On New Jersey’s side to the entrance of Delaware Bay, the two bunkers were armed with 6-inch guns. One was located near Cape May Point, the other next to Cape May Lighthouse.
Along with the construction of the coastal batteries, 15 towers were erected in support of the gun emplacements. Eleven were located on Delaware beaches, from Fort Miles to South Bethany. The four others were located in New Jersey, one at Cape May (517 Sunset Blvd -still existing), the other is part of Cape May’s Grand Hotel, rising above the hotel’s roof (not accessible to the public). The other two, located in Wildwood Crest and North Wildwood, were demolished after the war. All of the towers were positioned to allow an unobstructed view of the Atlantic and the crucial entrance to Delaware Bay. They served as lookout decks and fire control stations that assisted in directing shell fire toward a detected enemy vessel. Ranging from a height of 37 to 90 feet, horizontal rectangular openings ran about one-third their way around the towers, at one or more floor levels. They served as observation windows. Telephone cables connected the towers to the coastal batteries.
From the towers, lookouts scanned the horizon with binoculars and high-powered, specialized telescopes that allowed the operators to determine the angle (in degrees) from the tower to the target. At the same time, personnel from another tower also zeroed in on the same target and then called in the resulting triangulation to the battery. A bell, which was rung at regular intervals, allowed the personnel to predict the location of the ship, a short time in advance, as it moved through the water.
To prevent U-boats from entering the bay, the US Navy deployed remotely detonated mines, anti-submarine net and underwater listening devices. If propeller noises were detected, artillery fire and remote detonation of the mines would have been initiated. But no German submarines were ever known to have attempted entry into Delaware Bay. And though Fort Miles was well equipped for any enemy vessel, no shot was ever fired in its defense! U-578, the submarine that destroyed the tanker R. P. Resor and at least four other vessels was attacked and sunk by a Czechoslovakian aircraft in the Bay of Biscay (south western coast of France) on August 10, 1942. None of her crew survived.

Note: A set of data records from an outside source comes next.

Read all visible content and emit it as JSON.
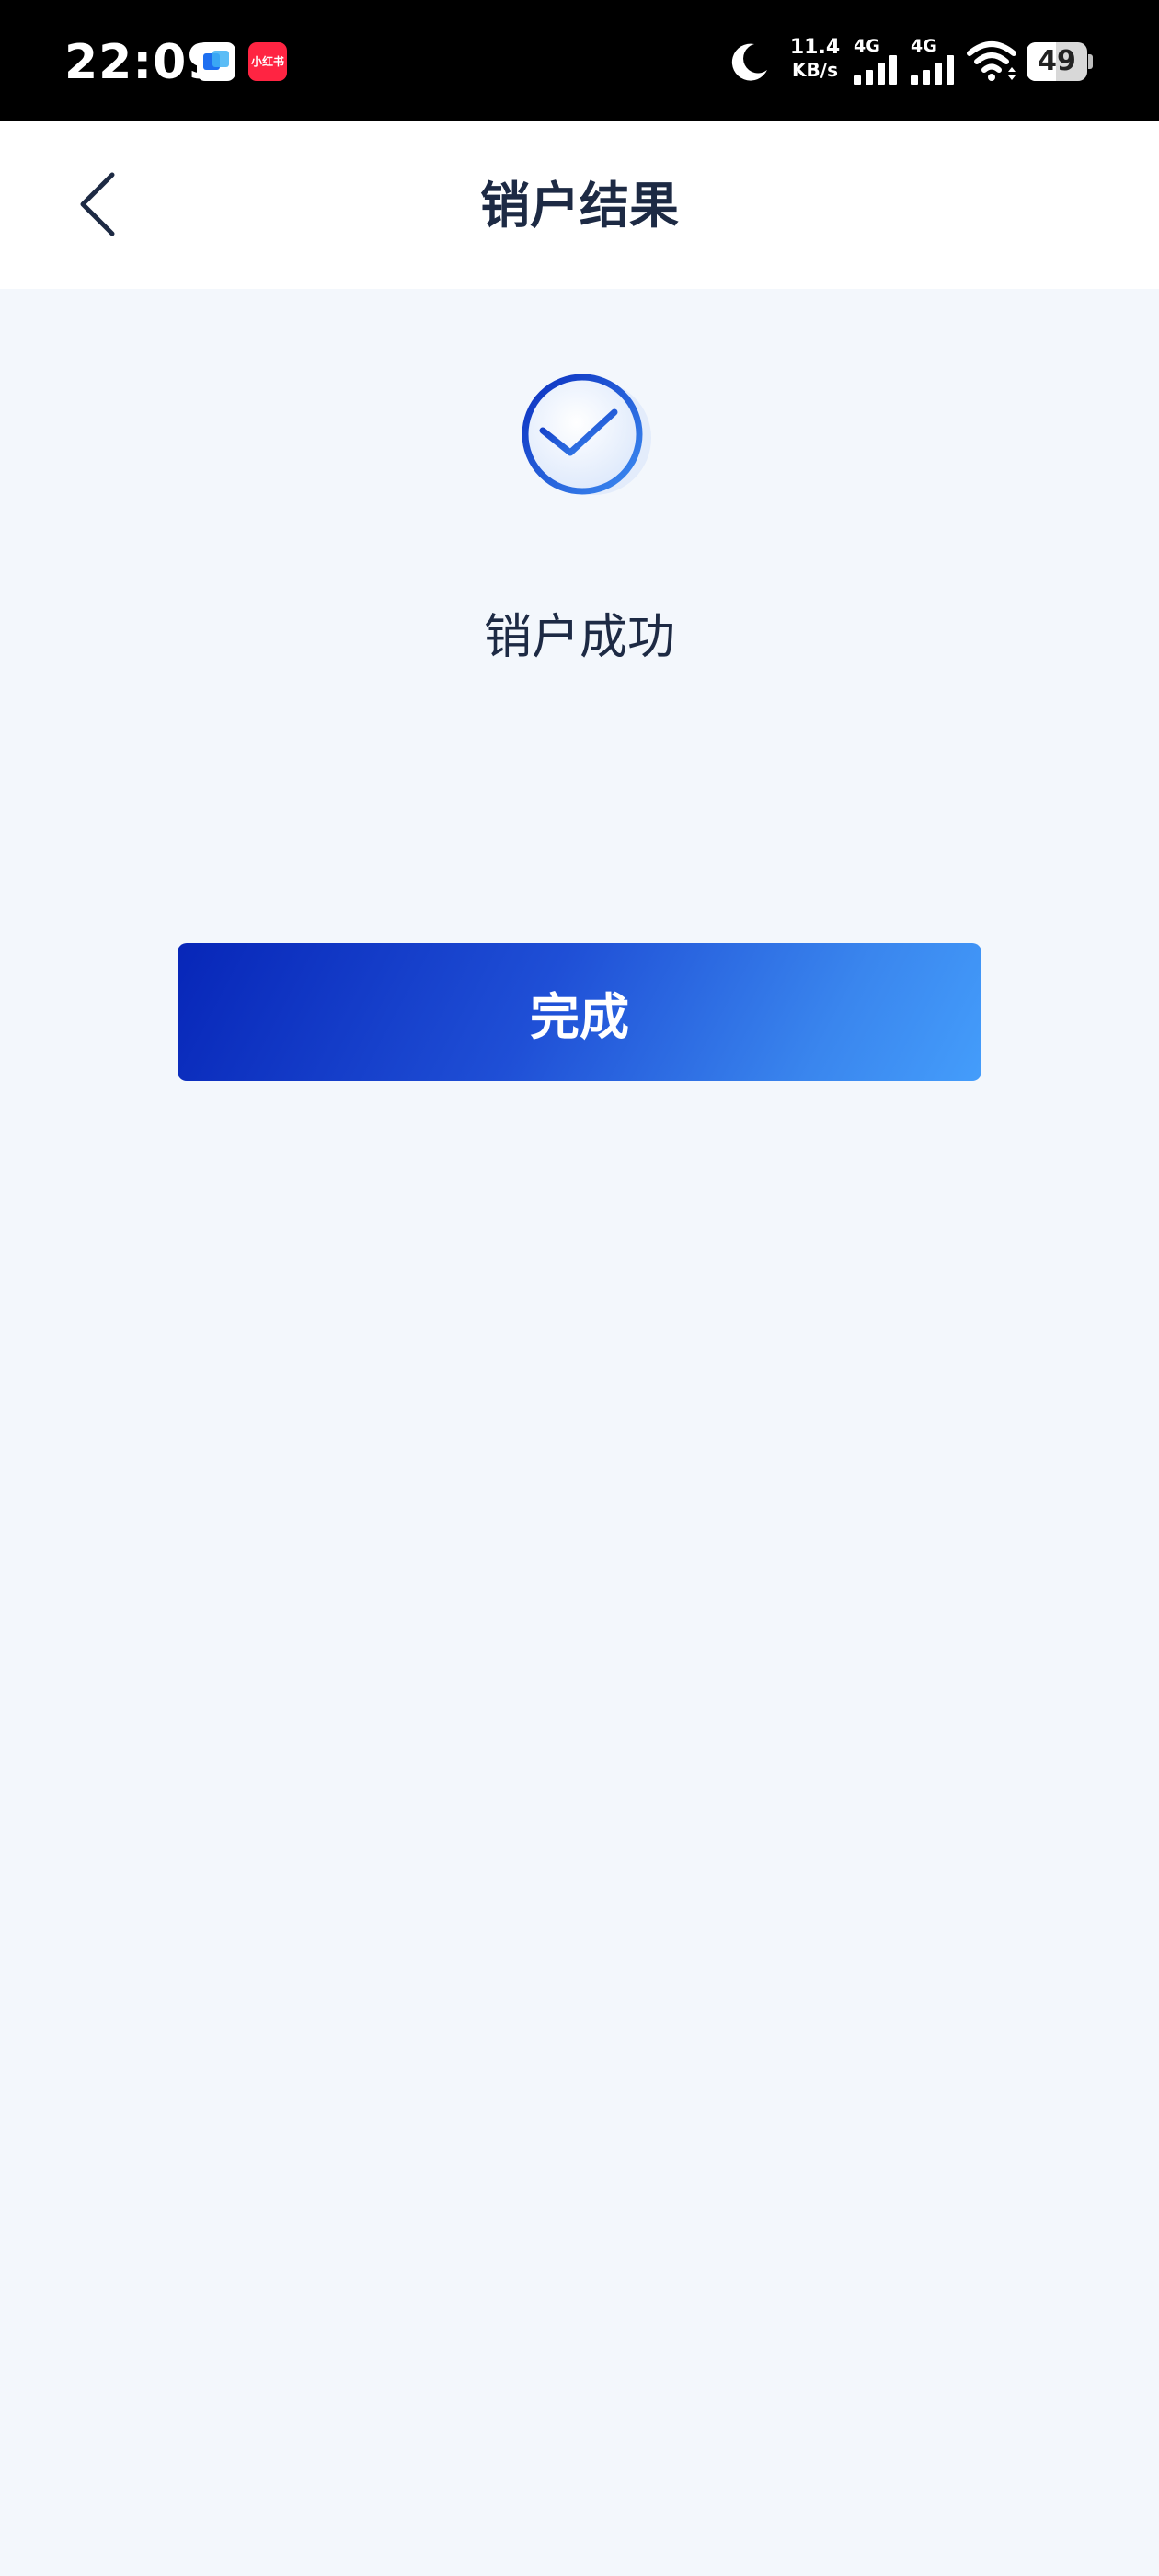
{
  "status_bar": {
    "time": "22:09",
    "app_badges": [
      {
        "icon": "blue-app-icon",
        "label": ""
      },
      {
        "icon": "xiaohongshu-icon",
        "label": "小红书"
      }
    ],
    "net_speed_value": "11.4",
    "net_speed_unit": "KB/s",
    "signal_1_label": "4G",
    "signal_2_label": "4G",
    "battery_level": "49",
    "battery_fraction": 0.49
  },
  "nav": {
    "title": "销户结果",
    "back_icon": "chevron-left-icon"
  },
  "result": {
    "icon": "check-circle-icon",
    "message": "销户成功"
  },
  "actions": {
    "done_label": "完成"
  },
  "colors": {
    "primary_start": "#0726b8",
    "primary_end": "#449dfb",
    "title_text": "#1d2a44",
    "page_background": "#f3f7fc"
  }
}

From Maine to Florida and the Pacific coast north to Alaska, observation/fire control towers similarly operated during World War ll. But Delaware and New Jersey’s cylindrical concrete structures were unique among the others. Some of the towers were square while others resembled forest lookout towers. Certain lighthouses such as Florida’s Gasparilla Island Light and Port Boca Grande Light also served as lookouts.
Tower No. 7, at Delaware’s Cape Henlopen Park is open to the public as is Tower No. 23 at Cape May, New Jersey. From the top of these towers, visitors and can scan the entire area including out to the Atlantic. Tower No. 3, located along Route 1, at Delaware Seashore State Park is expected to also be opened after the completion of its restoration.
The Fort Miles Museum (Battery 519), just 2/10 of a mile past Tower No. 7, features a 16-in gun whose barrel was taken from the battleship USS Missouri, the American warship that was the site of the Japanese surrender on September 2, 1945. Also on display are the typical underwater mines that helped protect the mouth of Delaware Bay, a 12-in gun, examples of powder bags used to ignite the gun and typical projectiles. The Museum also scheduled demonstrations of simulated (sound only) firings of the 12-inch gun. A trip to any of these sites is an opportunity to experience part of our Nation’s World War II history.
Fort Miles and Tower #7 are located in the 5,192-acre Delaware Cape Henlopen State Park.